The following article was run in the Feb. 14, 2013 issue of The Whitetopper, written by news editor Nora Davis.
Now that the Woodrow H. McGlothlin Center for the Arts building has been approved for construction, students and staff have been assessing the impact that the building will have upon Emory & Henry College.
Vice President for Academic Affairs, David Haney, thinks the building will have two big effects. The first effect will concern academic programs and the second will concern E&H’s regional influence. “We’re going to see an increase of interest among students in music, art, and theater,” Haney said. “And I think we’re going to be much more of a player in the regional arts scene.”
President Rosalind Reichard stated that the new arts center will contribute to E&H’s academic program.
“For me, the arts are an aspect of our education that really helps to develop the creative process for students,” Reichard said. “I think it’s extremely important that all of our students are able to be impacted by the performing and visual arts.”
Senior Nick Dennis is a vocal music education major. He said he is excited to see the progress made on the building. Dennis admits that the delay has been frustrating, seeing many other buildings erected on campus before breaking ground on the new arts center.
He admitted that he isn’t quite sure what stage the building is in currently, but said the enthusiasm of the faculty has positive signs for the progress. Dennis said having the building will be an effective way of building the performing arts programs.
“I think it will be a great way to expand lessons in the arts,” Dennis said.
Beyond college plays, concerts, and art exhibits, Haney stated the college has an overall plan that is designed to maximize the use of the arts building.
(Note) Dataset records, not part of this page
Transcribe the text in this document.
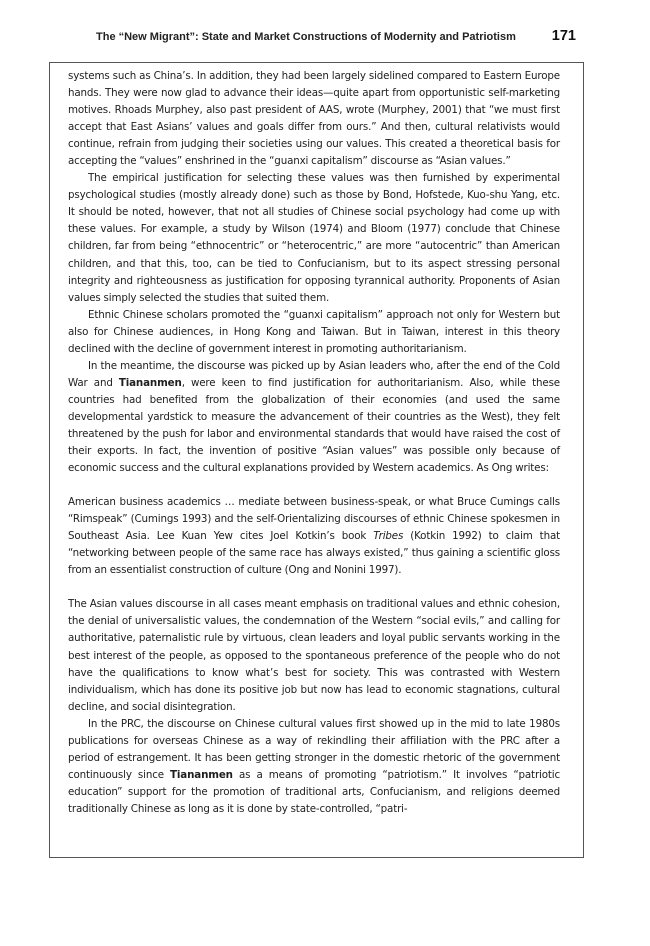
The “New Migrant”: State and Market Constructions of Modernity and Patriotism 171

systems such as China’s. In addition, they had been largely sidelined compared to Eastern Europe hands. They were now glad to advance their ideas—quite apart from opportunistic self-marketing motives. Rhoads Murphey, also past president of AAS, wrote (Murphey, 2001) that “we must first accept that East Asians’ values and goals differ from ours.” And then, cultural relativists would continue, refrain from judging their societies using our values. This created a theoretical basis for accepting the “values” enshrined in the “guanxi capitalism” discourse as “Asian values.”

The empirical justification for selecting these values was then furnished by experimental psychological studies (mostly already done) such as those by Bond, Hofstede, Kuo-shu Yang, etc. It should be noted, however, that not all studies of Chinese social psychology had come up with these values. For example, a study by Wilson (1974) and Bloom (1977) conclude that Chinese children, far from being “ethnocentric” or “heterocentric,” are more “autocentric” than American children, and that this, too, can be tied to Confucianism, but to its aspect stressing personal integrity and righteousness as justification for opposing tyrannical authority. Proponents of Asian values simply selected the studies that suited them.

Ethnic Chinese scholars promoted the “guanxi capitalism” approach not only for Western but also for Chinese audiences, in Hong Kong and Taiwan. But in Taiwan, interest in this theory declined with the decline of government interest in promoting authoritarianism.

In the meantime, the discourse was picked up by Asian leaders who, after the end of the Cold War and Tiananmen, were keen to find justification for authoritarianism. Also, while these countries had benefited from the globalization of their economies (and used the same developmental yardstick to measure the advancement of their countries as the West), they felt threatened by the push for labor and environmental standards that would have raised the cost of their exports. In fact, the invention of positive “Asian values” was possible only because of economic success and the cultural explanations provided by Western academics. As Ong writes:

American business academics … mediate between business-speak, or what Bruce Cumings calls “Rimspeak” (Cumings 1993) and the self-Orientalizing discourses of ethnic Chinese spokesmen in Southeast Asia. Lee Kuan Yew cites Joel Kotkin’s book Tribes (Kotkin 1992) to claim that “networking between people of the same race has always existed,” thus gaining a scientific gloss from an essentialist construction of culture (Ong and Nonini 1997).

The Asian values discourse in all cases meant emphasis on traditional values and ethnic cohesion, the denial of universalistic values, the condemnation of the Western “social evils,” and calling for authoritative, paternalistic rule by virtuous, clean leaders and loyal public servants working in the best interest of the people, as opposed to the spontaneous preference of the people who do not have the qualifications to know what’s best for society. This was contrasted with Western individualism, which has done its positive job but now has lead to economic stagnations, cultural decline, and social disintegration.

In the PRC, the discourse on Chinese cultural values first showed up in the mid to late 1980s publications for overseas Chinese as a way of rekindling their affiliation with the PRC after a period of estrangement. It has been getting stronger in the domestic rhetoric of the government continuously since Tiananmen as a means of promoting “patriotism.” It involves “patriotic education” support for the promotion of traditional arts, Confucianism, and religions deemed traditionally Chinese as long as it is done by state-controlled, “patri-
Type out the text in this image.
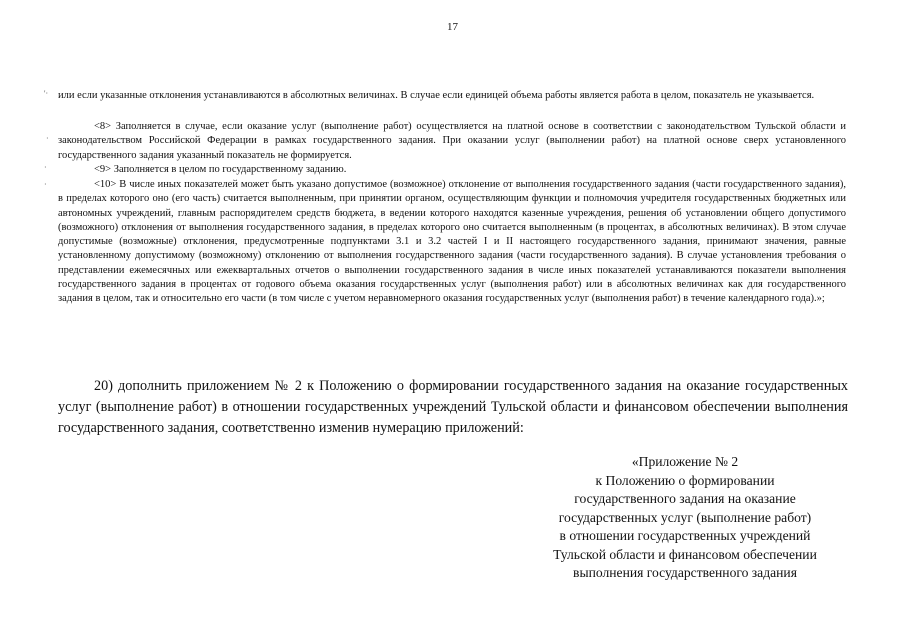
17
'·
·
·
·

или если указанные отклонения устанавливаются в абсолютных величинах. В случае если единицей объема работы является работа в целом, показатель не указывается.

<8> Заполняется в случае, если оказание услуг (выполнение работ) осуществляется на платной основе в соответствии с законодательством Тульской области и законодательством Российской Федерации в рамках государственного задания. При оказании услуг (выполнении работ) на платной основе сверх установленного государственного задания указанный показатель не формируется.

<9> Заполняется в целом по государственному заданию.

<10> В числе иных показателей может быть указано допустимое (возможное) отклонение от выполнения государственного задания (части государственного задания), в пределах которого оно (его часть) считается выполненным, при принятии органом, осуществляющим функции и полномочия учредителя государственных бюджетных или автономных учреждений, главным распорядителем средств бюджета, в ведении которого находятся казенные учреждения, решения об установлении общего допустимого (возможного) отклонения от выполнения государственного задания, в пределах которого оно считается выполненным (в процентах, в абсолютных величинах). В этом случае допустимые (возможные) отклонения, предусмотренные подпунктами 3.1 и 3.2 частей I и II настоящего государственного задания, принимают значения, равные установленному допустимому (возможному) отклонению от выполнения государственного задания (части государственного задания). В случае установления требования о представлении ежемесячных или ежеквартальных отчетов о выполнении государственного задания в числе иных показателей устанавливаются показатели выполнения государственного задания в процентах от годового объема оказания государственных услуг (выполнения работ) или в абсолютных величинах как для государственного задания в целом, так и относительно его части (в том числе с учетом неравномерного оказания государственных услуг (выполнения работ) в течение календарного года).»;

20) дополнить приложением № 2 к Положению о формировании государственного задания на оказание государственных услуг (выполнение работ) в отношении государственных учреждений Тульской области и финансовом обеспечении выполнения государственного задания, соответственно изменив нумерацию приложений:

«Приложение № 2
к Положению о формировании
государственного задания на оказание
государственных услуг (выполнение работ)
в отношении государственных учреждений
Тульской области и финансовом обеспечении
выполнения государственного задания
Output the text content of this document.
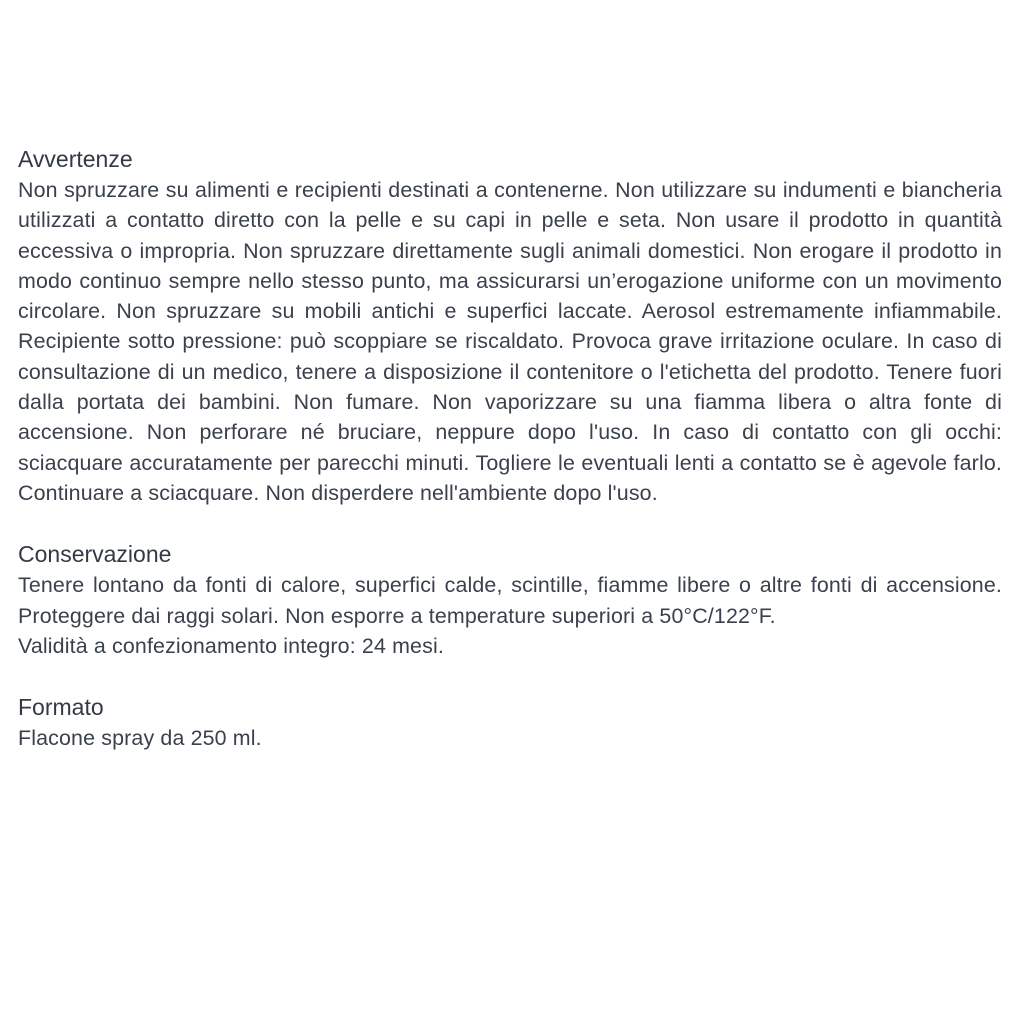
Avvertenze

Non spruzzare su alimenti e recipienti destinati a contenerne. Non utilizzare su indumenti e biancheria utilizzati a contatto diretto con la pelle e su capi in pelle e seta. Non usare il prodotto in quantità eccessiva o impropria. Non spruzzare direttamente sugli animali domestici. Non erogare il prodotto in modo continuo sempre nello stesso punto, ma assicurarsi un’erogazione uniforme con un movimento circolare. Non spruzzare su mobili antichi e superfici laccate. Aerosol estremamente infiammabile. Recipiente sotto pressione: può scoppiare se riscaldato. Provoca grave irritazione oculare. In caso di consultazione di un medico, tenere a disposizione il contenitore o l'etichetta del prodotto. Tenere fuori dalla portata dei bambini. Non fumare. Non vaporizzare su una fiamma libera o altra fonte di accensione. Non perforare né bruciare, neppure dopo l'uso. In caso di contatto con gli occhi: sciacquare accuratamente per parecchi minuti. Togliere le eventuali lenti a contatto se è agevole farlo. Continuare a sciacquare. Non disperdere nell'ambiente dopo l'uso.

Conservazione

Tenere lontano da fonti di calore, superfici calde, scintille, fiamme libere o altre fonti di accensione. Proteggere dai raggi solari. Non esporre a temperature superiori a 50°C/122°F.

Validità a confezionamento integro: 24 mesi.

Formato

Flacone spray da 250 ml.
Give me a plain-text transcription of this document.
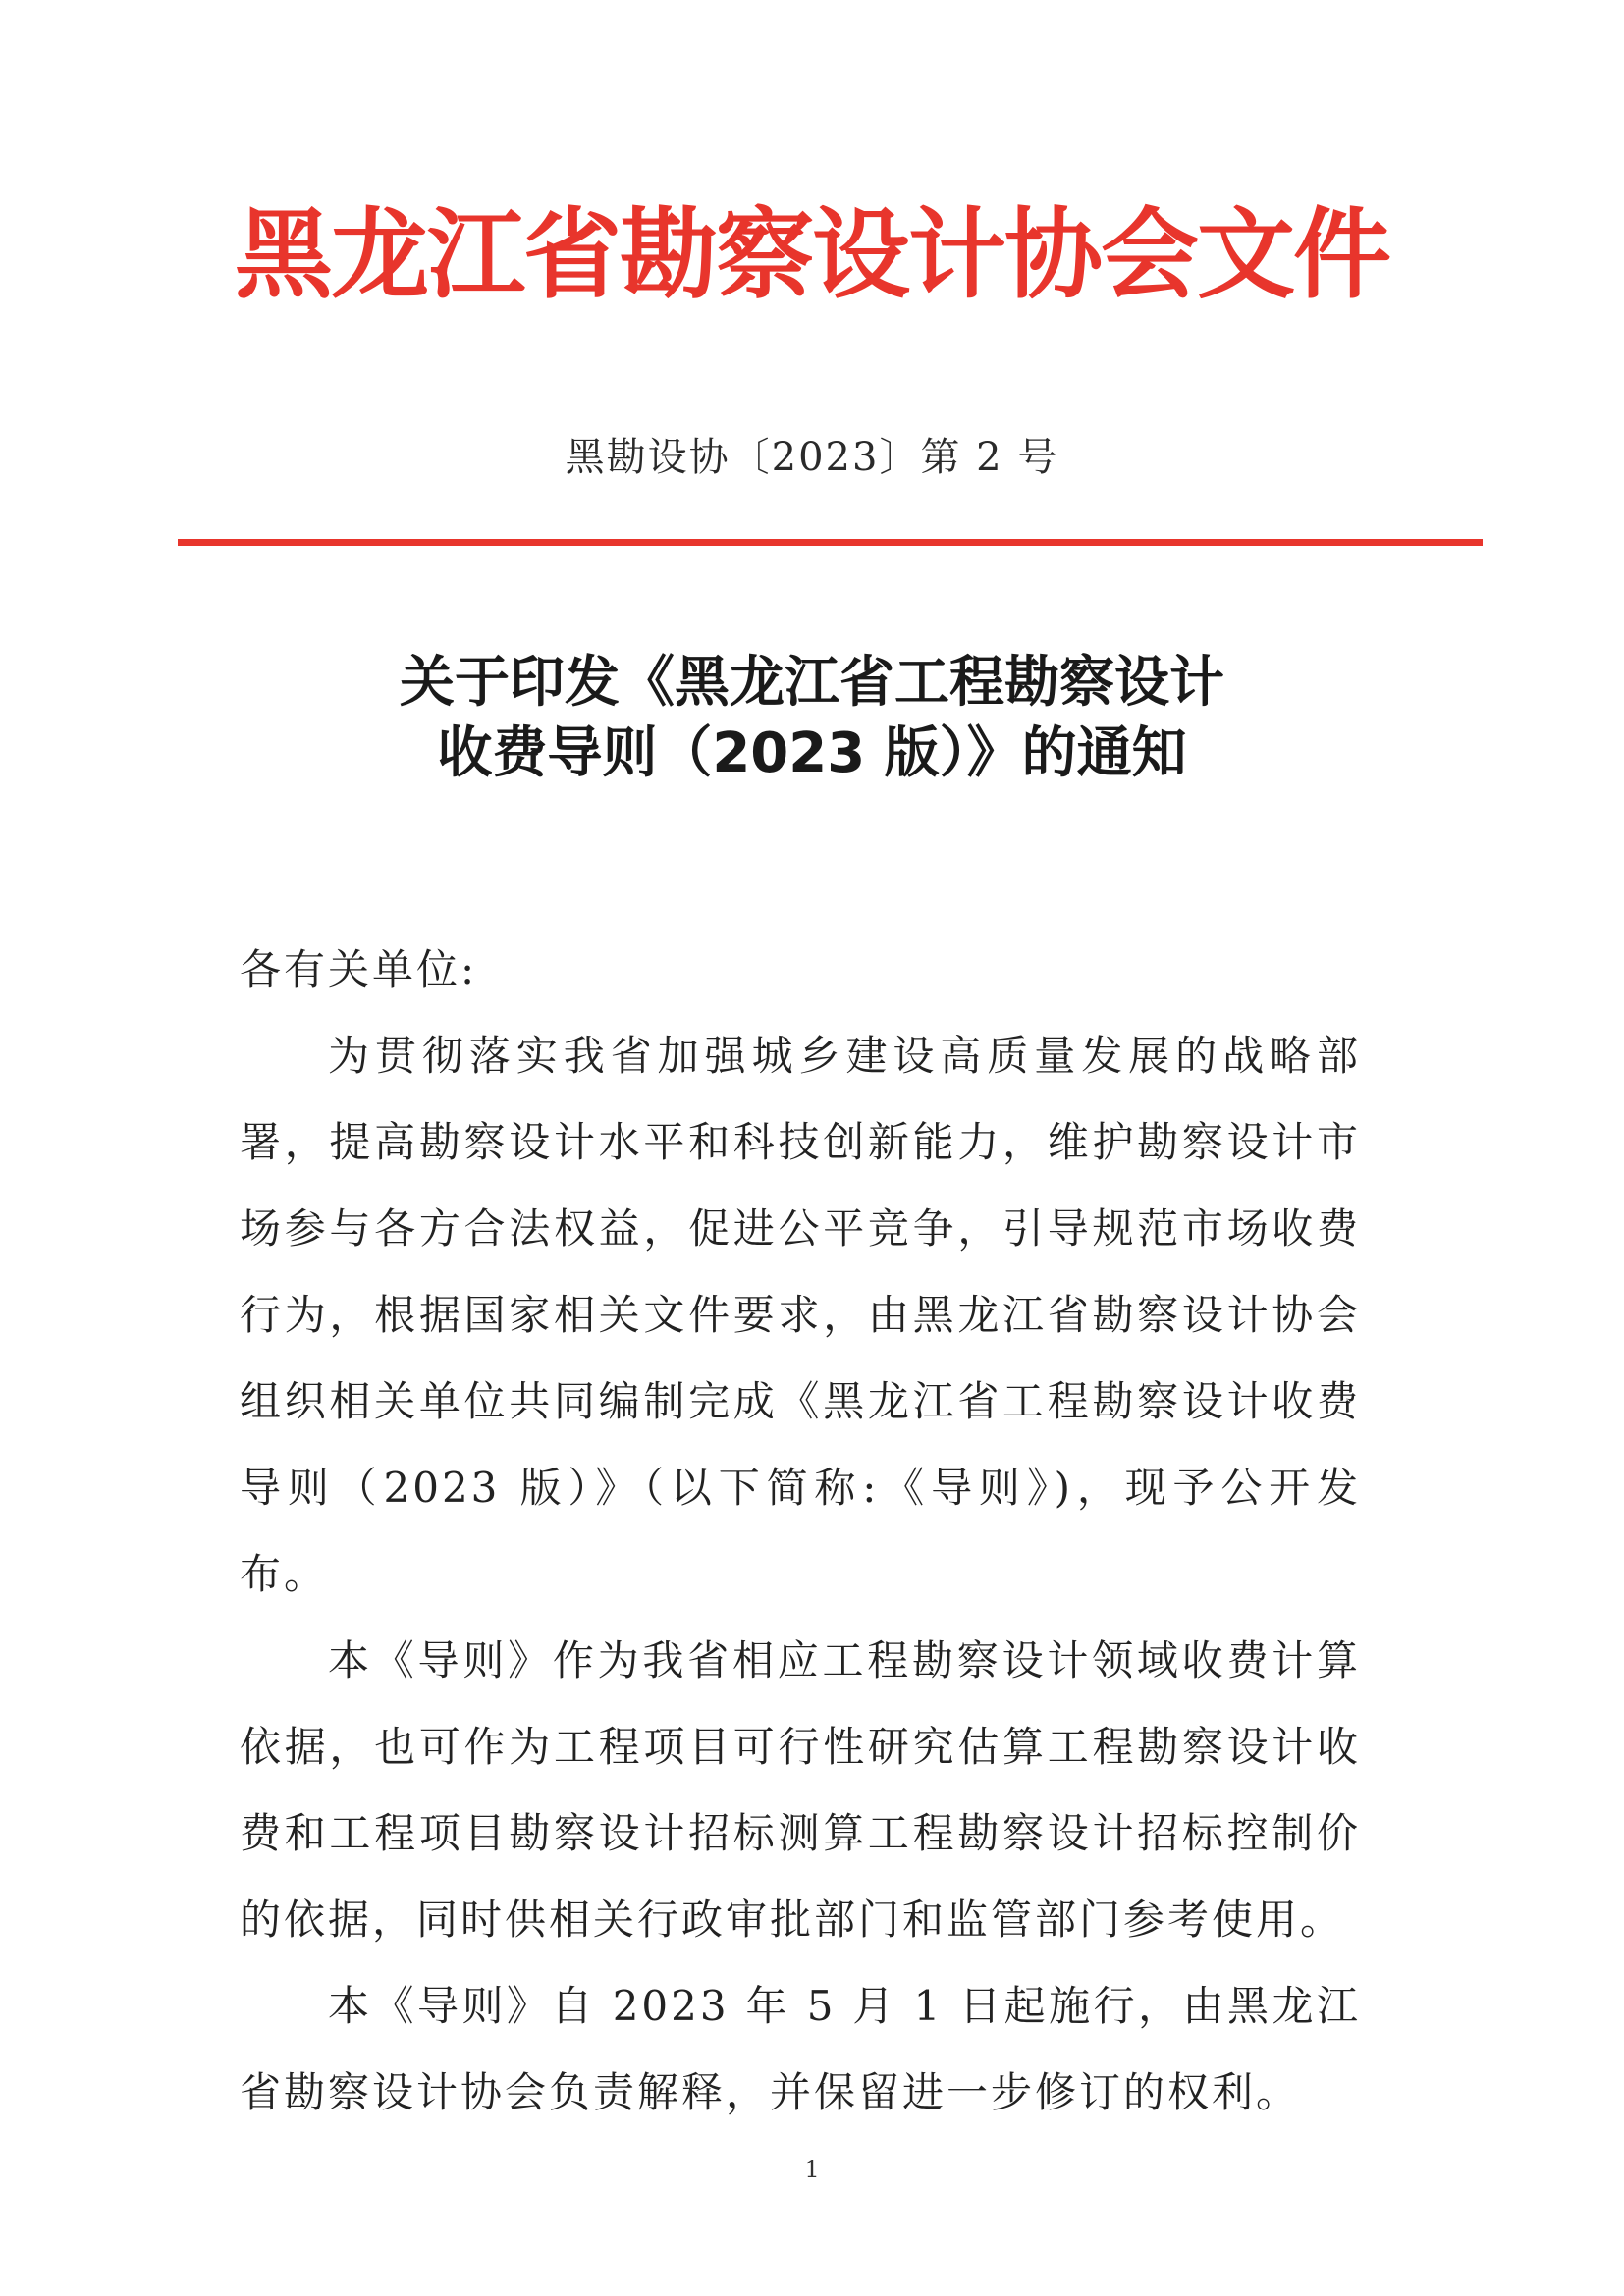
黑龙江省勘察设计协会文件
黑勘设协〔2023〕第 2 号
关于印发《黑龙江省工程勘察设计
收费导则（2023 版）》的通知

各有关单位:

为贯彻落实我省加强城乡建设高质量发展的战略部署，提高勘察设计水平和科技创新能力，维护勘察设计市场参与各方合法权益，促进公平竞争，引导规范市场收费行为，根据国家相关文件要求，由黑龙江省勘察设计协会组织相关单位共同编制完成《黑龙江省工程勘察设计收费导则（2023 版）》（以下简称:《导则》)，现予公开发布。

本《导则》作为我省相应工程勘察设计领域收费计算依据，也可作为工程项目可行性研究估算工程勘察设计收费和工程项目勘察设计招标测算工程勘察设计招标控制价的依据，同时供相关行政审批部门和监管部门参考使用。

本《导则》自 2023 年 5 月 1 日起施行，由黑龙江省勘察设计协会负责解释，并保留进一步修订的权利。

1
“We’ve developed a strategic plan for the arts center which involves both doing things for the college and looking at traveling performances and traveling productions that might be, say, doing a show in North Carolina and on their way we would pick them up here,” Haney said.
Haney stressed the college will have to think about “what sort of niche we should have as a performing arts venue.”
Haney, as well as President Reichard , indicate that the college wants the art building to benefit all students, not just those who are majoring in the arts.
Junior Ashley Helbert, a studio art major, said the new facility will mean a lot to all of the artistic departments.
“We’ve been looking forward to this project for a long time. It will be a wonderful upgrade to some of the current spaces in use now,” Helbert said.
She said she just wishes she could attend the College for a longer period of time to enjoy the new facilities.
Senior John Satterfield-Doerr will be returning to E&H as a fifth-year senior next fall. Satterfield-Doerr, a double major in English and sociology, does not think the building will have any direct impact on his education. He said this opinion would have remained the same even if it would have been completed earlier in his college career.
However, he thinks the use can be expanded for the campus population.
“It all comes down to how available the administration and the art department would have made the building to students who were not involved in the arts,” Satterfield-Doerr said.
As previously reported, the College will break ground on the new center for the arts in April.